Willey e i suoi coautori sono pronti a sottolineare, una leggera attività fisica ha altri benefici per la salute. È anche possibile che, con una popolazione di studio più ampia, abbiano trovato una relazione sottile ma misurabile tra esercizio a bassa intensità e un minor rischio di ictus silenzioso. “Forse era semplicemente che non potevano misurare la differenza”, afferma Helmi Lutsep, MD, esperto di ictus e vicepresidente di neurologia alla Oregon Health and Science University, a Portland.
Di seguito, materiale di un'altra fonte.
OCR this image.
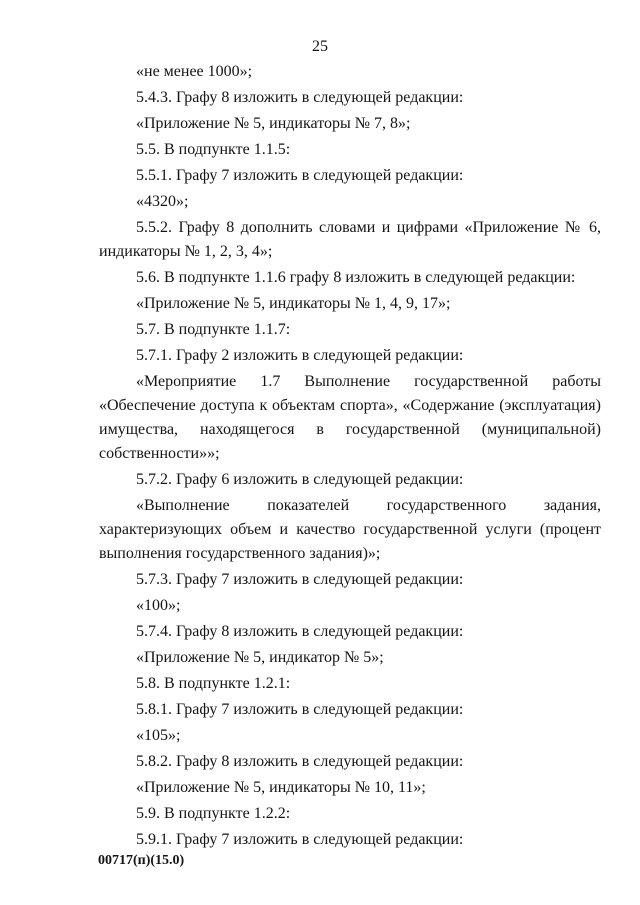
25

«не менее 1000»;

5.4.3. Графу 8 изложить в следующей редакции:

«Приложение № 5, индикаторы № 7, 8»;

5.5. В подпункте 1.1.5:

5.5.1. Графу 7 изложить в следующей редакции:

«4320»;

5.5.2. Графу 8 дополнить словами и цифрами «Приложение № 6, индикаторы № 1, 2, 3, 4»;

5.6. В подпункте 1.1.6 графу 8 изложить в следующей редакции:

«Приложение № 5, индикаторы № 1, 4, 9, 17»;

5.7. В подпункте 1.1.7:

5.7.1. Графу 2 изложить в следующей редакции:

«Мероприятие 1.7 Выполнение государственной работы «Обеспечение доступа к объектам спорта», «Содержание (эксплуатация) имущества, находящегося в государственной (муниципальной) собственности»»;

5.7.2. Графу 6 изложить в следующей редакции:

«Выполнение показателей государственного задания, характеризующих объем и качество государственной услуги (процент выполнения государственного задания)»;

5.7.3. Графу 7 изложить в следующей редакции:

«100»;

5.7.4. Графу 8 изложить в следующей редакции:

«Приложение № 5, индикатор № 5»;

5.8. В подпункте 1.2.1:

5.8.1. Графу 7 изложить в следующей редакции:

«105»;

5.8.2. Графу 8 изложить в следующей редакции:

«Приложение № 5, индикаторы № 10, 11»;

5.9. В подпункте 1.2.2:

5.9.1. Графу 7 изложить в следующей редакции:

00717(п)(15.0)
Ma i risultati fanno eco ricerche simili sull’esercizio fisico e sui colpi (non silenziosi).

Precedenti studi, tra cui uno del team del Dr. Willey, che comprende ricercatori della Columbia e dell’Università di Miami, hanno costantemente collegato l’esercizio vigoroso, ma non un esercizio lieve, a un minor rischio di ictus. La dottoressa Lutsep, che non è stata coinvolta nello studio, afferma che alcuni dei suoi pazienti anziani hanno difficoltà a seguire un regime regolare di intenso esercizio fisico.

Raccomanda spesso a queste persone di includere brevi scoppi di intensa attività nella loro routine di allenamento. “Anche se non riescono a mantenere un intenso livello di attività, spesso possono rendere il loro esercizio un po ‘più vigoroso per un breve periodo, per, diciamo, 10 minuti”, dice. Uno dei risultati dello studio ha sorpreso il Dr.

Willey: i partecipanti non assicurati, così come quelli con Medicaid, non hanno visto alcuna riduzione del rischio di ictus silenzioso, non importa quanto vigorosamente si siano esercitati. Sebbene non sia in grado di spiegare il perché, sospetta che sia perché quei partecipanti hanno problemi medici di base che non vengono adeguatamente trattati.